In his sermon the pastor also said tithing exists outside the law because Abraham gave a tithe to Melchizedek after winning the battle, however many hundred years before the law was given. Yes, Abraham gave a tithe to Melchizedek from the spoils of war once, as a result of a special one-off occasion. It was not a routine practice in his life. The pastor also said that Jacob said that if God brought him safely to where he was going then he would give a tithe of everything. What the pastor neglected to say was that firstly that was conditional, and even if Jacob did indeed do it, that does not make it a compelling commandment on everyone else for all time.

Fair?
The pastor also made this argument that other people have previously made:  if someone earning £50K per month pays 10% of their income, and someone on £5K per month also pays 10% of their income, then that is “fair” because they are both paying the same percentage. However the difference is that when someone pays 10% of £50K per month, or even per year, that would still reasonably leave them with a comfortable amount to live on, whereas if someone is only earning £5K per annum, say, then that is not enough to live on to start with, much less after they have paid out 10% of that. So in truth it is not “fair” at all. It is because of this principle that progressive taxation exists where people pay not just an increasing amount but actually an increasing percentage or proportion of their salary as tax as their salary increases. This issue is particularly pertinent in this church because it is strikingly obvious that most of the congregation are of African origin, or “people of colour”. This means that statistically speaking many of these people will be in lower paid jobs, if employed at all,  perhaps subsisting at the minimum wage, and simultaneously also struggling with rapidly increasing cost of living and house rents or mortgage payments. It is to these people that the pastor is insisting that no matter how difficult things are, they should be paying 10% of their income to the Church first. Do I need to spell it out that the (Caucasian) pastor himself is making a comfortable income off the financial sacrifices of these people, where I imagine that many of these sacrifices would be exceedingly painful?

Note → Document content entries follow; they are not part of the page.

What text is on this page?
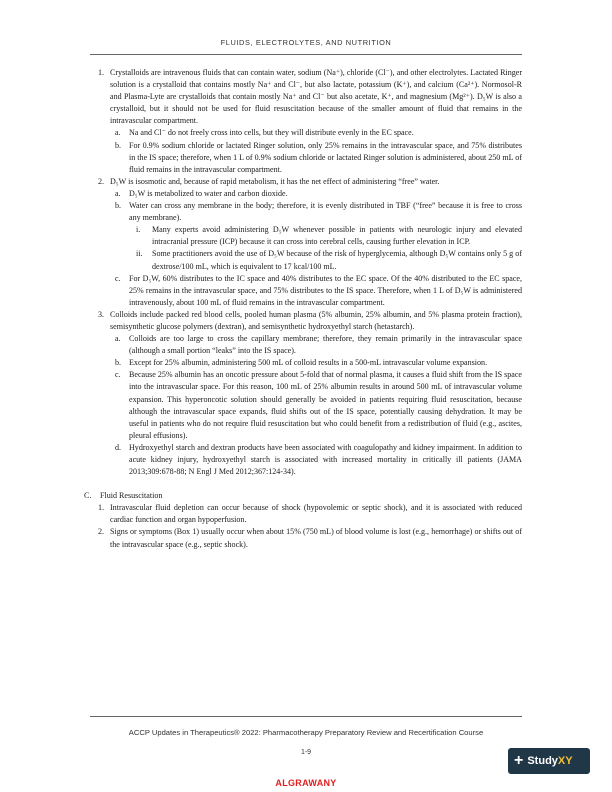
FLUIDS, ELECTROLYTES, AND NUTRITION
1. Crystalloids are intravenous fluids that can contain water, sodium (Na⁺), chloride (Cl⁻), and other electrolytes. Lactated Ringer solution is a crystalloid that contains mostly Na⁺ and Cl⁻, but also lactate, potassium (K⁺), and calcium (Ca²⁺). Normosol-R and Plasma-Lyte are crystalloids that contain mostly Na⁺ and Cl⁻ but also acetate, K⁺, and magnesium (Mg²⁺). D₅W is also a crystalloid, but it should not be used for fluid resuscitation because of the smaller amount of fluid that remains in the intravascular compartment.
a. Na and Cl⁻ do not freely cross into cells, but they will distribute evenly in the EC space.
b. For 0.9% sodium chloride or lactated Ringer solution, only 25% remains in the intravascular space, and 75% distributes in the IS space; therefore, when 1 L of 0.9% sodium chloride or lactated Ringer solution is administered, about 250 mL of fluid remains in the intravascular compartment.
2. D₅W is isosmotic and, because of rapid metabolism, it has the net effect of administering “free” water.
a. D₅W is metabolized to water and carbon dioxide.
b. Water can cross any membrane in the body; therefore, it is evenly distributed in TBF (“free” because it is free to cross any membrane).
i. Many experts avoid administering D₅W whenever possible in patients with neurologic injury and elevated intracranial pressure (ICP) because it can cross into cerebral cells, causing further elevation in ICP.
ii. Some practitioners avoid the use of D₅W because of the risk of hyperglycemia, although D₅W contains only 5 g of dextrose/100 mL, which is equivalent to 17 kcal/100 mL.
c. For D₅W, 60% distributes to the IC space and 40% distributes to the EC space. Of the 40% distributed to the EC space, 25% remains in the intravascular space, and 75% distributes to the IS space. Therefore, when 1 L of D₅W is administered intravenously, about 100 mL of fluid remains in the intravascular compartment.
3. Colloids include packed red blood cells, pooled human plasma (5% albumin, 25% albumin, and 5% plasma protein fraction), semisynthetic glucose polymers (dextran), and semisynthetic hydroxyethyl starch (hetastarch).
a. Colloids are too large to cross the capillary membrane; therefore, they remain primarily in the intravascular space (although a small portion “leaks” into the IS space).
b. Except for 25% albumin, administering 500 mL of colloid results in a 500-mL intravascular volume expansion.
c. Because 25% albumin has an oncotic pressure about 5-fold that of normal plasma, it causes a fluid shift from the IS space into the intravascular space. For this reason, 100 mL of 25% albumin results in around 500 mL of intravascular volume expansion. This hyperoncotic solution should generally be avoided in patients requiring fluid resuscitation, because although the intravascular space expands, fluid shifts out of the IS space, potentially causing dehydration. It may be useful in patients who do not require fluid resuscitation but who could benefit from a redistribution of fluid (e.g., ascites, pleural effusions).
d. Hydroxyethyl starch and dextran products have been associated with coagulopathy and kidney impairment. In addition to acute kidney injury, hydroxyethyl starch is associated with increased mortality in critically ill patients (JAMA 2013;309:678-88; N Engl J Med 2012;367:124-34).
C. Fluid Resuscitation
1. Intravascular fluid depletion can occur because of shock (hypovolemic or septic shock), and it is associated with reduced cardiac function and organ hypoperfusion.
2. Signs or symptoms (Box 1) usually occur when about 15% (750 mL) of blood volume is lost (e.g., hemorrhage) or shifts out of the intravascular space (e.g., septic shock).
ACCP Updates in Therapeutics® 2022: Pharmacotherapy Preparatory Review and Recertification Course
1-9	+ StudyXY
ALGRAWANY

Finally one issue that immediately struck me regarding this particular church and this particular pastor was this, when they announced their fundraising campaign: this particular sermon that we had today is part of their series on stewardship. However, from the outset they said that they are raising funds for repairing their church over and above people’s existing giving including their existing tithing.  Seriously?  If people are already giving tithes then this is exactly what it should be used for, the upkeep of the church etc. As leaders you know that your church is hundreds of years old.  Did it never occur to you that such a building would periodically need expensive repairs? Has it never happened before? If you as the church leaders fail to maintain enough in your budget for such repairs then I would humbly suggest that it sounds like you are the ones who need the sermons on stewardship.

Oh but guess what?  It turns out that they do have enough money in their budget!  The brutal truth that occurs to me is that the predominantly Caucasian leadership just want to bilk their generous, giving, committed, predominantly African/”people of colour” congregation out of yet more money. It might sound harsh, but from everything I have observed so far about this church, and also similar churches it sadly seems entirely plausible… But perhaps we will leave that particular can of worms for another day…like why does a predominantly African church have predominantly Caucasian leadership in the first place, hmm?